Your mission, should you choose to accept it, is to "save" all those funds by depositing them into a designated recovery account. In other words, drain the pool.

The Illusion of Security: Uniswap V2 as a Spot Price Oracle

The core of Puppet V2's "enhanced" security lies in its reliance on UniswapV2Library.quote. This library function is designed to fetch the current, instantaneous spot price of a token pair by querying the reserves held within the Uniswap V2 pair contract. On the surface, it seems logical: "If I want to know the price, I ask the market."

However, this is precisely where the vulnerability lies. Uniswap V2's quote function provides a spot price. This means it reflects the price at that exact moment, based on the current reserve balances. Crucially, it does not incorporate any form of time-weighted average price (TWAP), which would smooth out sudden fluctuations.

This characteristic makes it highly susceptible to manipulation by large, single-transaction trades, especially if the liquidity in the oracle pool (the Uniswap pair) is not deep enough to absorb such trades without significant price impact.

Pulling the Strings: The Attack Unveiled

The exploit leverages this oracle flaw in a classic "price manipulation" attack pattern:

  1. Preparation: The attacker wraps their initial 20 ETH into WETH and transfers their 10,000 DVT to the attacking contract.

  2. Oracle Manipulation: This is the critical step. The attacker uses their substantial 10,000 DVT tokens and sells them all for WETH on the Uniswap V2 exchange.

    • Remember the Uniswap pool started with 10 WETH and 100 DVT. Dumping 10,000 DVT into it will drastically shift the ratio.
    • The UniswapV2Router.swapExactTokensForTokens function is used for this. This large sale floods the market with DVT, causing its price relative to WETH to plummet to near zero within the Uniswap pool.
  3. Exploiting the Lending Pool: Now, with the DVT price severely depressed in the Uniswap oracle, the PuppetV2Pool is tricked. When calculateDepositOfWETHRequired calls _getOracleQuote, it receives the manipulated, ultra-low price for DVT.

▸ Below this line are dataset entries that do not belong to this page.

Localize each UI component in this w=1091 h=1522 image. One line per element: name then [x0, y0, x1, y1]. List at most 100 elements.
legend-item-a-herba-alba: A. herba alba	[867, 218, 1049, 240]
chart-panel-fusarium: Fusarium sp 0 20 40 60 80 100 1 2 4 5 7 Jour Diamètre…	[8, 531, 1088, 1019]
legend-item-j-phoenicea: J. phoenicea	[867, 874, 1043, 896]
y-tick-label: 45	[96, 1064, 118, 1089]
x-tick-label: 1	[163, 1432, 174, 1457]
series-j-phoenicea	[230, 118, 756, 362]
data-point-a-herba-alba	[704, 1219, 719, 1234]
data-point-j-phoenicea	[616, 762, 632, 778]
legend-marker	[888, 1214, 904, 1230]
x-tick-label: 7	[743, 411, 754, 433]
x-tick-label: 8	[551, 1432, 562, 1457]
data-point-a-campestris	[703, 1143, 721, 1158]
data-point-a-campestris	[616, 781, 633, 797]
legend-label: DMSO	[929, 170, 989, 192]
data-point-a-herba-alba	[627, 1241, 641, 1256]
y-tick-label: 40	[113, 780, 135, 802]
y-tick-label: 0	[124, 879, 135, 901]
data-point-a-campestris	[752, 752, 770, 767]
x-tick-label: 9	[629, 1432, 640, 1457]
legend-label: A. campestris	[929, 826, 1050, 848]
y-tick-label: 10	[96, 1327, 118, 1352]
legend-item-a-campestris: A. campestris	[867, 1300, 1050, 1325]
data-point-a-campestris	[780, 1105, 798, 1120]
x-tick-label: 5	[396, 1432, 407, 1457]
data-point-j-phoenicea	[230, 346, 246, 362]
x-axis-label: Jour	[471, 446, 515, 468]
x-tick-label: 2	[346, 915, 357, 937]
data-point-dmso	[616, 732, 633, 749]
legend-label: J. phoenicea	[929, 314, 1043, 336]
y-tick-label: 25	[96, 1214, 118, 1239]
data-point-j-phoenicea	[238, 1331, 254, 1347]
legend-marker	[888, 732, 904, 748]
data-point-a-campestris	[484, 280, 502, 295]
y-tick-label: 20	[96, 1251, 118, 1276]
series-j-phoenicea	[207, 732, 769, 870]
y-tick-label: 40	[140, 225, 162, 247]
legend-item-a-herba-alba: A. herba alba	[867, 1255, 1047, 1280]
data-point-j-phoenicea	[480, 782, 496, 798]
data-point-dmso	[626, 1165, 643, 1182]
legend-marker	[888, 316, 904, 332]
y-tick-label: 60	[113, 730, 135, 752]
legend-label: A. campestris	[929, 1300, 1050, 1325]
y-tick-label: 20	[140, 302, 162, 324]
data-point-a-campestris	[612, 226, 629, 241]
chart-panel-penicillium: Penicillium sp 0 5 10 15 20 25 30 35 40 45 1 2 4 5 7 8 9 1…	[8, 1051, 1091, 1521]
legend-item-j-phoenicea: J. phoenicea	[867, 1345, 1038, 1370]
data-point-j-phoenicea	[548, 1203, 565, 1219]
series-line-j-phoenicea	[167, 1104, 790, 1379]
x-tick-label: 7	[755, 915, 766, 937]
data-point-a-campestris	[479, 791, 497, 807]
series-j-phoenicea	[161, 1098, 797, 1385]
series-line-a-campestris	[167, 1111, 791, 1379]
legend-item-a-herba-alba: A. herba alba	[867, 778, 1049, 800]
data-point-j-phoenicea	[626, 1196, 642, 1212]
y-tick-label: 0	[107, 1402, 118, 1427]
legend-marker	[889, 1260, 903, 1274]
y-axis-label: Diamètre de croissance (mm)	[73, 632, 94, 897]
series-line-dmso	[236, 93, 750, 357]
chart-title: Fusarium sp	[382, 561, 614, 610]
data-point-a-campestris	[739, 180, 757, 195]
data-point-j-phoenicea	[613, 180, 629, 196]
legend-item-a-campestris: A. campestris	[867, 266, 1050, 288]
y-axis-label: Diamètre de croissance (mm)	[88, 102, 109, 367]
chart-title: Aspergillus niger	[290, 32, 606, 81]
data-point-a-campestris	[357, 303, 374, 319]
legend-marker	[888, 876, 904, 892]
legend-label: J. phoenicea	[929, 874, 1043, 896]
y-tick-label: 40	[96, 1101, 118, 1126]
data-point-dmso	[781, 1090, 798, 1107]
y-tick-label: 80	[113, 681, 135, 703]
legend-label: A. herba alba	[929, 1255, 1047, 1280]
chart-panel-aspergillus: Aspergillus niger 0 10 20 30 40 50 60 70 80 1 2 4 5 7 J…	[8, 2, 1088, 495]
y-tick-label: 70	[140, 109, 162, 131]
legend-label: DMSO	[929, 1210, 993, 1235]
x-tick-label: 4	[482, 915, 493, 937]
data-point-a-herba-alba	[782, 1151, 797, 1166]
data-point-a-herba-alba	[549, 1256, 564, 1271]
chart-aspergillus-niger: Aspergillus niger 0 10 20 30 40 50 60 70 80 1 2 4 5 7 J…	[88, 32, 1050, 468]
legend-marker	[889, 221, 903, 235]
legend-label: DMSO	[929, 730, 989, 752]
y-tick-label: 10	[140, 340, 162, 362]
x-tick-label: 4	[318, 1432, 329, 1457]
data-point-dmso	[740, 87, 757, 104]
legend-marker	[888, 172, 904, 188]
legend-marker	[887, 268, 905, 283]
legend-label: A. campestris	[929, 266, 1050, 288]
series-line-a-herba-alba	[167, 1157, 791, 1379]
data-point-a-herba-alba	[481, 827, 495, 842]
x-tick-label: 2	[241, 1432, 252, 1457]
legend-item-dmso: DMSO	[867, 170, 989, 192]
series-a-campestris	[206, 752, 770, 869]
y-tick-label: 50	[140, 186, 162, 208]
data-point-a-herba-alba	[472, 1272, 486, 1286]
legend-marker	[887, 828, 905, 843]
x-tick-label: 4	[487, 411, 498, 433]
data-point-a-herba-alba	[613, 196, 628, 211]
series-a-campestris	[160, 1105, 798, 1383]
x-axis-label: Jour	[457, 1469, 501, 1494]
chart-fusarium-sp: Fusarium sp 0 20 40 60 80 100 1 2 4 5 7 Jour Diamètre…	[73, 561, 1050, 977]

    • Since the collateral required is 3x the DVT value, a negligible amount of WETH is now needed to borrow a huge quantity of DVT.
    • The attacker can then approve the PuppetV2Pool to spend their (now much larger) WETH balance and call pool.borrow(amountToBorrow) to withdraw the entire 1,000,000 DVT from the lending pool with minimal WETH collateral.
  4. Fund Recovery: Finally, the borrowed 1,000,000 DVT (plus the initial 10,000 DVT the attacker had) is transferred to the recovery account, completing the challenge.

The beauty of this attack lies in its simplicity and the fact that it all occurs within a single, atomic transaction. The price manipulation is temporary, reverting once the transaction is complete (if the attacker doesn't then reverse their own trade), but by then, the damage to the lending pool is already done.

The Lesson Re-Learned: Don't Trust Spot Prices

Puppet V2 perfectly illustrates why relying on a Uniswap V2 spot price as an oracle for high-value operations is a critical design flaw. While Uniswap V2 is robust as a liquidity pool, its instant price feedback mechanism is its weakness when used blindly as a price oracle.

Key Takeaway for Developers: For robust price oracles, especially when securing significant funds, always favor Time-Weighted Average Prices (TWAPs) or other more resilient oracle solutions that are less susceptible to sudden, large-scale manipulations. The "Puppet" might have new strings, but if you're not careful, an attacker will still be pulling them.